A preliminary report that tracked the camera’s statistics through the end of May 2007 was recently released. The report found that the cameras have failed to produce any reduction in the number or frequency of car accidents. However, the severity of the accidents and the amount of resulting injuries appears to have decreased since the cameras installation.

Drivers’ running red lights has been reduced by about one-third over the 10-month duration of the project, but this reduction has not been uniform.
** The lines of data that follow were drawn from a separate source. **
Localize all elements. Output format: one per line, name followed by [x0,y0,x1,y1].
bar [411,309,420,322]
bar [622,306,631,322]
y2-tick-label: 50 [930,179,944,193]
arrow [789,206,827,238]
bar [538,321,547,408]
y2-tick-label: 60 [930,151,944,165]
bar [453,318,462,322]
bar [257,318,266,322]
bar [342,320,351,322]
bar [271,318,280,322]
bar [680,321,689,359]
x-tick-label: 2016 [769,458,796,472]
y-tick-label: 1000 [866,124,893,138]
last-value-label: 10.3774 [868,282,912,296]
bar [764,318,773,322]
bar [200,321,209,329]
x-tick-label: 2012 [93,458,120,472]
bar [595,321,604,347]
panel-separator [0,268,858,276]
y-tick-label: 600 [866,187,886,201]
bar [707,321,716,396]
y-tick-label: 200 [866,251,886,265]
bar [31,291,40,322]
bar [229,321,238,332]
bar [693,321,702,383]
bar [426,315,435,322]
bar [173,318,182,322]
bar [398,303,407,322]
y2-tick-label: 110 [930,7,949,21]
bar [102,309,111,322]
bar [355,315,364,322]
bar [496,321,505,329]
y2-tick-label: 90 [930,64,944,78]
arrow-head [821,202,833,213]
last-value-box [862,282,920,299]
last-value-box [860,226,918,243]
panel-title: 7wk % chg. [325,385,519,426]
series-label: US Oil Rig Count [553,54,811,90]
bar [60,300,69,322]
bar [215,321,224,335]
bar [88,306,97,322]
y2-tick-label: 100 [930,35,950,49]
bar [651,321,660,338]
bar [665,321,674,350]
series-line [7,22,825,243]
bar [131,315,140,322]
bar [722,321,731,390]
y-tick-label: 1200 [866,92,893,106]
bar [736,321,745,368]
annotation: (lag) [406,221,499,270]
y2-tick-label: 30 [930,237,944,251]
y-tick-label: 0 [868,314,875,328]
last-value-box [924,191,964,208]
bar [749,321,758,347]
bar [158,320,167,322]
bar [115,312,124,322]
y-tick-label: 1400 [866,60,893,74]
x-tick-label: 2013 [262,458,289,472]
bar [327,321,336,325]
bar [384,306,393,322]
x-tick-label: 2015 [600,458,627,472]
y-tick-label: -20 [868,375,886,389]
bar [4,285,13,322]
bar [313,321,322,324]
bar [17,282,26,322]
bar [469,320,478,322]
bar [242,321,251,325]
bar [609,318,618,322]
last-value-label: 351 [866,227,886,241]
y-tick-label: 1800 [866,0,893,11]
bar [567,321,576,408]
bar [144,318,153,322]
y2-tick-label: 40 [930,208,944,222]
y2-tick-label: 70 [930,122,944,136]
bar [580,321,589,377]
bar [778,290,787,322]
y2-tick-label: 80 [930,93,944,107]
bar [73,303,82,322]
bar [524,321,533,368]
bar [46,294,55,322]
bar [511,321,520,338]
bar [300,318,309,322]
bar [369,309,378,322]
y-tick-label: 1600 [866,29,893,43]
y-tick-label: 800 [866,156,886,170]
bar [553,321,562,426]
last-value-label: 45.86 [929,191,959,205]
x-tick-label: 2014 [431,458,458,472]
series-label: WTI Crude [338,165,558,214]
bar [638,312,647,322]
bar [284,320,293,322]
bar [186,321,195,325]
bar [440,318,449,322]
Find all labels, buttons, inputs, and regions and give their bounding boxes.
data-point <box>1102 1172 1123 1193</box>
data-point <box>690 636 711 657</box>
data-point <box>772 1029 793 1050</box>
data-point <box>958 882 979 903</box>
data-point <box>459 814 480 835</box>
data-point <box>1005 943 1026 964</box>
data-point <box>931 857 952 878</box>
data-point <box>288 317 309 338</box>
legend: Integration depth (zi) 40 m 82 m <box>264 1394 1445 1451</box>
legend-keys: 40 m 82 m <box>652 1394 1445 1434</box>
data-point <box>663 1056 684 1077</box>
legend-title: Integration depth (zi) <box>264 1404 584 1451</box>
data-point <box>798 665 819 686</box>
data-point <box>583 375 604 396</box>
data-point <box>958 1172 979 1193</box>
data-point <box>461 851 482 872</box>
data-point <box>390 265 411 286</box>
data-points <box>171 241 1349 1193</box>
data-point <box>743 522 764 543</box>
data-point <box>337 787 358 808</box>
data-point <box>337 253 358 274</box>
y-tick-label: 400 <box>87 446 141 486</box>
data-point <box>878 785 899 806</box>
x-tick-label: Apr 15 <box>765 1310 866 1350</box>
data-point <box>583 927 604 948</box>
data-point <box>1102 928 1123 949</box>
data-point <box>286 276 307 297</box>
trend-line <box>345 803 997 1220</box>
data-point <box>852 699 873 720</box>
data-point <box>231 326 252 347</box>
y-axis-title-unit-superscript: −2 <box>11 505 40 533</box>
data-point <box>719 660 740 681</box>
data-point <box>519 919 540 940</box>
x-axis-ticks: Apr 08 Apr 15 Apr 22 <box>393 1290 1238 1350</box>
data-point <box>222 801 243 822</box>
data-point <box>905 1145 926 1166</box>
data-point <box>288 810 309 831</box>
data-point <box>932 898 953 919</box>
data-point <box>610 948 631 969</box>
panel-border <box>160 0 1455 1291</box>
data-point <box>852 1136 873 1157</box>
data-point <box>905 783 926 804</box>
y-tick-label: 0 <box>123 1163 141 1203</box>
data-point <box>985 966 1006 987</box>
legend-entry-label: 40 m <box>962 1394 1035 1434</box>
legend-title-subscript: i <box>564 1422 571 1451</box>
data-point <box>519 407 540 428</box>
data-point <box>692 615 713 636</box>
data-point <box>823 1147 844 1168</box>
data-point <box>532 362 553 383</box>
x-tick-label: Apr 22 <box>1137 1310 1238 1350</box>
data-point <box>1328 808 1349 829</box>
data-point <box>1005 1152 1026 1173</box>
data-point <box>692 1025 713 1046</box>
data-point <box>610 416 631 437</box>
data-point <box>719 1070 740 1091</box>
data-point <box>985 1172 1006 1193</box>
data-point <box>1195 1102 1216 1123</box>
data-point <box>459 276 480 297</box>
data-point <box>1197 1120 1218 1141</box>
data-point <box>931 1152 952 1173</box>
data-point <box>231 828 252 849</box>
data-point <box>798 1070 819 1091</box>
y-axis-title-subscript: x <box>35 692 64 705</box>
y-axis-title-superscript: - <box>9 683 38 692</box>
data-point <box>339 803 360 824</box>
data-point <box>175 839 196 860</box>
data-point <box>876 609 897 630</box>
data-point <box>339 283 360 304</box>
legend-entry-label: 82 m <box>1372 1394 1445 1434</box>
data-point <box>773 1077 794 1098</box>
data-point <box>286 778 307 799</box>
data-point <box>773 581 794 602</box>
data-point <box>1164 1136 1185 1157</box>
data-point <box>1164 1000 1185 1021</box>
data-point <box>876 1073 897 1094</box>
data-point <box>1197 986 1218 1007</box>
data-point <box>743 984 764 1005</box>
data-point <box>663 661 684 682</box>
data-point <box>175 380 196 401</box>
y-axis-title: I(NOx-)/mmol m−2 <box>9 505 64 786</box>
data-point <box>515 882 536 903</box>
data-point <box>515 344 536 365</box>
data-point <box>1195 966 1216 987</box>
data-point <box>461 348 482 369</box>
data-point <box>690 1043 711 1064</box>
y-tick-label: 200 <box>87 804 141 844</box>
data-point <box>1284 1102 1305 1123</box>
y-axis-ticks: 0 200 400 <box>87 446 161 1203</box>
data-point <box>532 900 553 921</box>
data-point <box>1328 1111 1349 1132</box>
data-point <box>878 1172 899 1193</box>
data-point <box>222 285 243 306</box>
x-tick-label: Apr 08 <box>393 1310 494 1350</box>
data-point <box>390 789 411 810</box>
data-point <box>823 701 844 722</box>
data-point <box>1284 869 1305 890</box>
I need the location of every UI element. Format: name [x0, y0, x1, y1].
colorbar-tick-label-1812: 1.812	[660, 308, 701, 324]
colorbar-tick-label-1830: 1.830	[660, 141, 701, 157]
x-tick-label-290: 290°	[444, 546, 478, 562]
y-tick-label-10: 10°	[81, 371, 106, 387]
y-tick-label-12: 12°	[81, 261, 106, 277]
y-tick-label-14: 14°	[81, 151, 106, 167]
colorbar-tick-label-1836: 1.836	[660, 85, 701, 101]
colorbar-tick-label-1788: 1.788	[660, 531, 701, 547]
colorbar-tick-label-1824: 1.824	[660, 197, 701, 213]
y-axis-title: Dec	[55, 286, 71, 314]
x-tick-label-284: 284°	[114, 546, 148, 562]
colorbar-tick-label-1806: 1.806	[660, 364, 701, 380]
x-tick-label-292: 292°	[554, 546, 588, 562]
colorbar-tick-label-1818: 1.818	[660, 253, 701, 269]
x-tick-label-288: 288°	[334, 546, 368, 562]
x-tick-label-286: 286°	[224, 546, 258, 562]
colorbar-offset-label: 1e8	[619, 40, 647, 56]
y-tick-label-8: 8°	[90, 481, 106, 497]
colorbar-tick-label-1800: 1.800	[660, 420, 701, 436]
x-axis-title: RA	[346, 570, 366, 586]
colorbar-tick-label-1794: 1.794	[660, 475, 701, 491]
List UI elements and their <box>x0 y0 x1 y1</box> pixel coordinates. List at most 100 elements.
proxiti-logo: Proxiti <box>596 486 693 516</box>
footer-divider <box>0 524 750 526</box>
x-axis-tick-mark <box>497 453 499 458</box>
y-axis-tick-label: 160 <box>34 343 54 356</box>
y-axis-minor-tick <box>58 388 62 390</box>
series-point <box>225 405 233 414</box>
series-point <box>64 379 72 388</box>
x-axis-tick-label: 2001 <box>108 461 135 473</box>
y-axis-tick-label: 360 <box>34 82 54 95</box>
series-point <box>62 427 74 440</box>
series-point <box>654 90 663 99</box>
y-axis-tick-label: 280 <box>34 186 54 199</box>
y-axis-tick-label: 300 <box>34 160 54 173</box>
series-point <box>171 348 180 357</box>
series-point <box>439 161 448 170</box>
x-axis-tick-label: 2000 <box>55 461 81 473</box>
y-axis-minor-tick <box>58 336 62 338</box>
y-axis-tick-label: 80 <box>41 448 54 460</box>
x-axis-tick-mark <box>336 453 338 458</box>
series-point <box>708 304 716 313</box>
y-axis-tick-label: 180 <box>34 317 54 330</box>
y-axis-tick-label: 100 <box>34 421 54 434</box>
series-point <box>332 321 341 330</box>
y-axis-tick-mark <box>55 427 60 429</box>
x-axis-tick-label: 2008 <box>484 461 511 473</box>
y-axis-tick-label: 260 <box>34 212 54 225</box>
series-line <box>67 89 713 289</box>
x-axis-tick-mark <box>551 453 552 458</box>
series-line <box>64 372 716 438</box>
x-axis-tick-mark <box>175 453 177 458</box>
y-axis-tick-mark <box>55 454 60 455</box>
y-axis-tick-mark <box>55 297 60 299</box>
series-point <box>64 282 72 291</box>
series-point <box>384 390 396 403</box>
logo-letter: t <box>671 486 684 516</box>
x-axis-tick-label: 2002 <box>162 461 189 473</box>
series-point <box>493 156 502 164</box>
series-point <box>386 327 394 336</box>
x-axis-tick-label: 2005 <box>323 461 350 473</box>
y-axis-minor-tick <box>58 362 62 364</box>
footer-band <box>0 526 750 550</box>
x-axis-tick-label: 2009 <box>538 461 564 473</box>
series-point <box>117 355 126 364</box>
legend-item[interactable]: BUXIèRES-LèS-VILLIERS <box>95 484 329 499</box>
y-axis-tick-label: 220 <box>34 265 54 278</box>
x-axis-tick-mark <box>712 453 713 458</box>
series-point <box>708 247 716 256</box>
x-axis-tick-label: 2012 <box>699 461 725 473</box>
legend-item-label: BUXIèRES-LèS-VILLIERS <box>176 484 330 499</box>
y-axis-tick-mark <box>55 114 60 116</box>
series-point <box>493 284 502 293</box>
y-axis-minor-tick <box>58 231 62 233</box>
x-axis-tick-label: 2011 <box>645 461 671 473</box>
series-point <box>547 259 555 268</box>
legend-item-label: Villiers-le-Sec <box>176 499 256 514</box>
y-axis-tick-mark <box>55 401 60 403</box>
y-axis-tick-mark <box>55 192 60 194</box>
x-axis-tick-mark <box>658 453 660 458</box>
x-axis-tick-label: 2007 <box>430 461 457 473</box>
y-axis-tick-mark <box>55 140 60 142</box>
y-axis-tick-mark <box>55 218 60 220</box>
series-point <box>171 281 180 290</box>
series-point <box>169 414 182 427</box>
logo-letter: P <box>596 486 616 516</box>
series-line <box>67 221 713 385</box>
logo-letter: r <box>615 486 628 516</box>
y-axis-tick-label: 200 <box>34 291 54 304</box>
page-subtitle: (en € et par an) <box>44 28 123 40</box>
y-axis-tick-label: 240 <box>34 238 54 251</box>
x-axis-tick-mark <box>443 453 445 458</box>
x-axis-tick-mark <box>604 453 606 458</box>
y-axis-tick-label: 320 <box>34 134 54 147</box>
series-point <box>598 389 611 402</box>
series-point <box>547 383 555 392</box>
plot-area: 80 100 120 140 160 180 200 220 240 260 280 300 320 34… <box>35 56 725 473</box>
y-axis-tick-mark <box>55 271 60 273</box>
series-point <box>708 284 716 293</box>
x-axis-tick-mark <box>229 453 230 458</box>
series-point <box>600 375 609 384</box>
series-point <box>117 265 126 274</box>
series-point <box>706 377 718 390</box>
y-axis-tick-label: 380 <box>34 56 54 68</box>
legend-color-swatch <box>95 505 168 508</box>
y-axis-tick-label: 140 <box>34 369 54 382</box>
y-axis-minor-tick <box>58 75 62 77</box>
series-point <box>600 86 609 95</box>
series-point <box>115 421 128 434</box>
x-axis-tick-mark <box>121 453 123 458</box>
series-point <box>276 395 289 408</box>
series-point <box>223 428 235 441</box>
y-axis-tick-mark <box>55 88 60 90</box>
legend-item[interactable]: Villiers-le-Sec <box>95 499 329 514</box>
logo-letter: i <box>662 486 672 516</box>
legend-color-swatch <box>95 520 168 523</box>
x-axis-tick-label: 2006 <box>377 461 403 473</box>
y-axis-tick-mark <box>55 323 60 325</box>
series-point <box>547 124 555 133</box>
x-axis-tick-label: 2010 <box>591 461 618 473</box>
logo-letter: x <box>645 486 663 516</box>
Violations decreased when the cameras were initially put into place, and increased during 2007.

Despite the mixed results, Police Chief Gil Kerlikowske was quoted in a July 19, 2007 Seattle Times article as saying, “So far, everything that we’ve looked at, from reducing the amount of injury, to the level of injury, has been successful.”

For the most part the public, the city and the major media outlets (such as The Seattle Times and the Seattle PI) are supportive of the red-light camera program.

In fact, the city is proposing plans to increase the presence of red-light cameras, placing them at an additional 12 to 18 Seattle intersections. This increase would boost the city’s revenue from the cameras to over $5 million a year.

Aaron Quinn, with the National Motorists Association, said, “In most cases, the cameras are more for revenue than improving safety.”

However, city analyst Mike Quinn counters this sentiment. In May of 2006, before the cameras were installed, he said “[The red-light camera program] is designed 100 percent as a traffic safety initiative.”

Aaron Quinn suggests that there are other, more effective, ways to reduce drivers running red lights and the accidents caused by them. For example, by extending the duration of yellow lights by 1.5 seconds. A study has shown that this change decreased violations by 96 percent.